The report found that of the 240 detainees, 48 were determined to be too dangerous to transfer but not feasible for prosecution.

They will remain in detention, under rules authorized by Congress in response to the attacks of September 11, 2011.

Thirty of the detainees from Yemen were being detained based on the current security environment in that country.


Selected Worthington comments on detainees:

(Internment Serial Numbers - ISN - are used to identify detainees in government recors):

Abu Zubaydah (ISN 10016), the supposed high-value detainee seized in Pakistan in March 2002, who spent four and a half years in secret CIA prisons, including facilities in Thailand and Poland. Subjected to waterboarding, a form of controlled drowning, on 83 occasions in CIA custody August 2002, Abu Zubaydah was moved to Guantánamo with 13 other high-value detainees in September 2006.

Ibn al-Shaykh al-Libi (ISN 212), the emir of a military training camp for which Abu Zubaydah was the gatekeeper, who, despite having his camp closed by the Taliban in 2000, because he refused to allow it to be taken over by al-Qaeda, is described in these documents as Osama bin Laden's military commander in Tora Bora. Soon after his capture in December 2001, al-Libi was rendered by the CIA to Egypt, where, under torture, he falsely confessed that al-Qaeda operatives had been meeting with Saddam Hussein to discuss obtaining chemical and biological weapons. Al-Libi recanted this particular lie, but it was nevertheless used by the Bush administration to justify the invasion of Iraq in March 2003. Al-Libi was never sent to Guantánamo, although at some point, probably in 2006, the CIA sent him back to Libya, where he was imprisoned, and where he died, allegedly by committing suicide, in May 2009.

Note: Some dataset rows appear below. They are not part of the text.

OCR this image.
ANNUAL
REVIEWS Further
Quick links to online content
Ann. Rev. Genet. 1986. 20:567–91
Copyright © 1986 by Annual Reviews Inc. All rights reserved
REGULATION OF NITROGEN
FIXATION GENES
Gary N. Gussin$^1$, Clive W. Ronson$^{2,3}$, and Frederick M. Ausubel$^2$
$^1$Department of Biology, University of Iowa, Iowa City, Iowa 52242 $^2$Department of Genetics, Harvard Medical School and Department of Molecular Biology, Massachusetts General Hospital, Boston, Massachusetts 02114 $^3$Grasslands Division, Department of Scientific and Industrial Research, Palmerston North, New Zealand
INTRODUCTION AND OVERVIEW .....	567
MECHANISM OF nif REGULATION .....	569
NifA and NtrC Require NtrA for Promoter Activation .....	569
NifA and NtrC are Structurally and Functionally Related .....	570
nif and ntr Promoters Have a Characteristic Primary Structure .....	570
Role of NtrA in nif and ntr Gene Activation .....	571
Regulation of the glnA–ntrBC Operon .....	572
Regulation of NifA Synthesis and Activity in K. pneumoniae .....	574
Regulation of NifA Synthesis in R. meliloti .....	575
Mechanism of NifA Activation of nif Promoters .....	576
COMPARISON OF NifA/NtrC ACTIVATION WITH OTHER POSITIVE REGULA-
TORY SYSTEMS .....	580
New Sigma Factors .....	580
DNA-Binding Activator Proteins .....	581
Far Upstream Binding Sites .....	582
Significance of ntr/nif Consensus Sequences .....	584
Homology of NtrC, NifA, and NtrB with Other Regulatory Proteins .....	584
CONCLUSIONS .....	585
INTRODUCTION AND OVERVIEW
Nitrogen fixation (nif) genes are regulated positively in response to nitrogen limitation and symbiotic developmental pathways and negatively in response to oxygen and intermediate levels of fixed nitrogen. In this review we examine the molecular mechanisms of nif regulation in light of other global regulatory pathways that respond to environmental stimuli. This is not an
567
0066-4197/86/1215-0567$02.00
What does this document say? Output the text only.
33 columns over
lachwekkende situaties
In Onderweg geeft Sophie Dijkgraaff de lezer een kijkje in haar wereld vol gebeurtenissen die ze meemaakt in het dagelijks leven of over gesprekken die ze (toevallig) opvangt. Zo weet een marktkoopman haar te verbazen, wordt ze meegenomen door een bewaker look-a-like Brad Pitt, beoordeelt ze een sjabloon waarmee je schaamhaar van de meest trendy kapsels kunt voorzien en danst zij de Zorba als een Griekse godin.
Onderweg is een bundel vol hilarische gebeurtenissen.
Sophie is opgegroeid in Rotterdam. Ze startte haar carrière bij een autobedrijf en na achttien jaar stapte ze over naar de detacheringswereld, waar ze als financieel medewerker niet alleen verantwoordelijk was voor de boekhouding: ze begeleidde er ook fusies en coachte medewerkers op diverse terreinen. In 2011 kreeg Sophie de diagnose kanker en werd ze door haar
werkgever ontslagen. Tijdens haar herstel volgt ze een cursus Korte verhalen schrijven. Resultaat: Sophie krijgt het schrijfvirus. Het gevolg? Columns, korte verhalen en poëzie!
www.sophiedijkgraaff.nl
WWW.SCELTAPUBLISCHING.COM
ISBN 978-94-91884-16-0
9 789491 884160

Yasim Basardah (ISN 252), a Yemeni known as a notorious liar. As the Washington Post reported in February 2009, he was given preferential treatment in Guantánamo after becoming what some officials regarded as a significant informant, although there were many reasons to be doubtful. As the Post noted, military officials ... expressed reservations about the credibility of their star witness since 2004, and in 2006, in an article for the National Journal, Corine Hegland described how, after a Combatant Status Review Tribunal at which a prisoner had taken exception to information provided by Basardah, placing him at a training camp before he had even arrived in Afghanistan, his personal representative (a military official assigned instead of a lawyer) investigated Basardah's file, and found that he had made similar claims against 60 other prisoners. In January 2009, in the District Court in Washington D.C., Judge Richard Leon (an appointee of George W. Bush) excluded Basardah's statements while granting the habeas corpus petition of Mohammed El-Gharani, a Chadian national who was just 14 years old when he was seized in a raid on a mosque in Pakistan. Judge Leon noted that the government had specifically cautioned against relying on his statements without independent corroboration, and in other habeas cases that followed, other judges relied on this precedent, discrediting the star witness still further.

Mohammed al-Qahtani (ISN 063), a Saudi regarded as the planned 20th hijacker for the 9/11 attacks, was subjected to a specific torture program at Guantánamo, approved by defense secretary Donald Rumsfeld. This consisted of 20-hour interrogations every day, over a period of several months, and various other enhanced interrogation techniques, which severely endangered his health. Variations of these techniques then migrated to other prisoners in Guantánamo (and to Abu Ghraib), and in January 2009, just before George W. Bush left office, Susan Crawford, a retired judge and a close friend of Dick Cheney and David Addington, who was appointed to oversee the military commissions at Guantánamo as the convening authority, told Bob Woodward that she had refused to press charges against al-Qahtani, because, as she said, We tortured Qahtani. His treatment met the legal definition of torture. As a result, his numerous statements about other prisoners must be regarded as worthless.